Police Chief Wants Tougher Tramp Law
ANNAPOLIS, Md. (AP) _ A police chief says his war on vagrants would be a lot easier if he didn’t have to prove they were sane, but a homeless group says punishing even one person for being destitute is ″outrageous.″
Maj. Richard Ashton, the police chief of Frederick, Md., said Thursday he wants an amendment to the state’s ″tramp law,″ which provides jail sentences of 30 days to 1 year for anyone found in a public area who has no job or means of support.

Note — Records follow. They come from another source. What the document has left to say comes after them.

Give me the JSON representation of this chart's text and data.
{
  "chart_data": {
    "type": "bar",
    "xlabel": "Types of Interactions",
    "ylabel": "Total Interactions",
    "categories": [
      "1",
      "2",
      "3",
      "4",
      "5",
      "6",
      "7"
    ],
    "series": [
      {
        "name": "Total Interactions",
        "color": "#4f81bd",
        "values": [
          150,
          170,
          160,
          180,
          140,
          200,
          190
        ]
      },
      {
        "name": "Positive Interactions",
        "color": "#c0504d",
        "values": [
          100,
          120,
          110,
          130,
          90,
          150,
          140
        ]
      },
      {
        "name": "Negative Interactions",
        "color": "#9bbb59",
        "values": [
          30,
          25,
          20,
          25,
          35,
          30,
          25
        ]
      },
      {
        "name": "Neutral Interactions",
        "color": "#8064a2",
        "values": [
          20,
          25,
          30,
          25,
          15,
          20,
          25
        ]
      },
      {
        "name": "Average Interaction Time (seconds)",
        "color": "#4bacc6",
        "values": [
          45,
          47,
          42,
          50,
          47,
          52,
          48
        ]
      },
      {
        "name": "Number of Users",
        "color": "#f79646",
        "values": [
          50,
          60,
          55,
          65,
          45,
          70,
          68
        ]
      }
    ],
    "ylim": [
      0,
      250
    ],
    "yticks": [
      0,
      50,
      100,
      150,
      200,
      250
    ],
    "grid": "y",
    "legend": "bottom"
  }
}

He wants the law amended so that prosecutors don’t have the burden of proving the ″tramps″ are sane.
″It’s just too expensive to send a person for an examination for insanity to prosecute him for a minor misdemeanor,″ Ashton said in a telephone interview.
Officials in Frederick, an up-and-coming old town about 45 miles northwest of Washington, have been trying to clear winos and other homeless people out of the historic downtown area, where renovation and speciality stores are the order of the day.
The police chief said he foresaw no more than a half-dozen people being charged a year under the statute, if it’s amended.″It’s kind of really a last-resort thing,″ he said.
″It’s outrageous,″ said Joanne Selinske, president of the Greater Baltimore Shelter Network, who said in an interview that she intended to fight the bill. ″You cannot penalize people for not having a means to support themselves.″
She added, ″It’s the old case of blaming the victim.″
The Frederick County state’s attorney, Tommy Dorsey, said he would join Ashton in supporting the bill at a legislative hearing next Tuesday.
The law now is inconsistent with other statutes that do not burden the state with proving a defendant’s sanity, so a change would be helpful, Dorsey said, adding, ″I don’t see a sweep in downtown Frederick. I don’t see any dragnet occurring or anything like that.″
In August, Ashton said Frederick police took ″269 enforcement actions,″ charging people in the downtown area with such offenses as drinking in public, loitering and disorderly intoxication.
However, he said, the campaign has only been partly successful.
″I don’t think we’re getting all the support we’d like from the criminal justice system,″ he said.
In cases where someone has passed out in the snow, and a rescue mission won’t take him, a change in the law could serve a humanitarian purpose by enabling police to get the person in doors, if only in jail, Ashton said.
Ms. Selinske said she could see no humanitarian side to the proposal.
″There are jurisdictions where those laws don’t exist and police have a way to get them off the streets and help them,″ she said.